Christmas-themed pantsuit and tennis shoes stepped inside. Her agility belied her age. Nora Calhoun was in her eighties, but she was apparently still able to take her morning walk.
“Jack Chisholm,” she was saying now. He looked left and right, as though perhaps she was speaking to someone else. But her eyes—and her grin—were directed straight as an arrow. “That’s right, son. I am talking to you.”
Against his better judgment, he returned her smile. “Mrs. Calhoun,” he said. “Can I show you some hammers on this lovely morning?”
“Don’t give me any of your lip,” she said, but she had a twinkle in her eye. Nora Calhoun had been his Sunday School teacher when he was in fifth grade, the first grown-up outside his family to tell him how sorry she was about Martha’s death. She was also the custodian of a secret recipe for fried-chicken seasoning that was the pride and envy of a town full of women who still cut up fryers and put them in a pan of hot oil. “I came as soon as I heard you were back. I hope you’ll stay a good long time.”
“Good Lord, no,” Jack blurted, his eyes going wide. “I mean, I’m just here for a while. Just helping out.”
Nora Calhoun shook her head. “It’s good timing,” she said. “Your father needing the extra help. And your recent troubles.”
It’s a sad thing when your private shame becomes public knowledge
, he remembered. He had better grow a tougher skin—or regrow the one small-town living had once taught him.
“What can I do for you, Mrs. Calhoun?” he said. “Exactly?”
“Oh, you’re not getting off that easy, Jack,” she said. “I don’t need anything this store can offer.”
“You need a new roof,” Tom said, and Jack turned to him, grateful for the opportunity to edge away.
“As though I could afford a new roof, Tom,” she said. “The materials alone would set me back a pretty penny.”
“We could sell it to you in installments,” Jack said, heading toward the coatrack. “A nail at a time.”
“Oh,” she said in mock indignation. “I don’t suppose I’m quite that hard up.”
“We’ll work with you,” Tom said. “Nora, you do need a new roof.”
“I do,” she admitted. “Lyndi climbed up and put that tarp over the leaky spot. And it still leaks.” She turned to Jack. “Lyndi is my great-granddaughter. She comes to see me every week or so from Austin.” She smiled wryly. “I believe her mother makes her.”
“I’ve got to go out to the yard,” Jack told her, pulling on his coat. “It’s good to see you, Mrs. Calhoun.”
“Oh, I’ll see you again,” she said. “That’s a promise. Now, I’m off to practice for Sunday.” Nora Calhoun had been the organist at Saint Paul’s since before Jack was born. She smiled and turned to go, and he stepped out the back door and into the lumberyard, clipboard in hand.
It was chilly. He pulled on his gloves, tugged on the wool cap he’d found in the top of his closet, knitted by his mom years ago in the maroon and white of the Mayfield Wildcats. As he slipped it over his head, it felt a little like a hug across the great divide.
Thanks, Mom.
The lumberyard was a small space—unlike in the big boxstores where the lumber stretched into the distance like a studio back lot. The racks and shelving were built into the walls of the building behind them, which Grampa Joe had bought, gutted, and opened to the sky back in his day.

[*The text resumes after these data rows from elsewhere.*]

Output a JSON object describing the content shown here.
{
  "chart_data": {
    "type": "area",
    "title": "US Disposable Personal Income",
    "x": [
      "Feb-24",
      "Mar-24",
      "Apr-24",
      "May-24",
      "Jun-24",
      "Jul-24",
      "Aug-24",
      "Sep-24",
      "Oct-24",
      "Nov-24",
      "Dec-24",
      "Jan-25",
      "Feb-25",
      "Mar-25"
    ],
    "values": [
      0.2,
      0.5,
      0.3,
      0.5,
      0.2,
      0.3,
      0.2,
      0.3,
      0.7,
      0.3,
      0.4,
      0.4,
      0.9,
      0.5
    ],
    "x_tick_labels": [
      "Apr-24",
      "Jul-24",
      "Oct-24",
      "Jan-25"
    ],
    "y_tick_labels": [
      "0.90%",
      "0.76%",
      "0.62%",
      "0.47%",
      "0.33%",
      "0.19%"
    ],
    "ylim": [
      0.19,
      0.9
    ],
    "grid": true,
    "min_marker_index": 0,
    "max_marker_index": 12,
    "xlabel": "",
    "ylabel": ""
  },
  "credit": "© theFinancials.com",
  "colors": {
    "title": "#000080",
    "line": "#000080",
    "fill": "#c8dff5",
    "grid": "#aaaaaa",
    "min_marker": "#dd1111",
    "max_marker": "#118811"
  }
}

Jack wondered, illogically, if maybe it had been the haberdashery.
Not much wood was out here. When contractors bid a big project, they usually went into Kerrville to Home Depot, or all the way into San Antonio or Austin. Jack wondered what his dad thought was going to keep him occupied for long in this store, in this town.
In this life.
He pulled out his phone, checked again: no messages. That morning, as every morning, he had already called Tracy, called her parents, called Sally. No answer, no reply, nothing from any of them.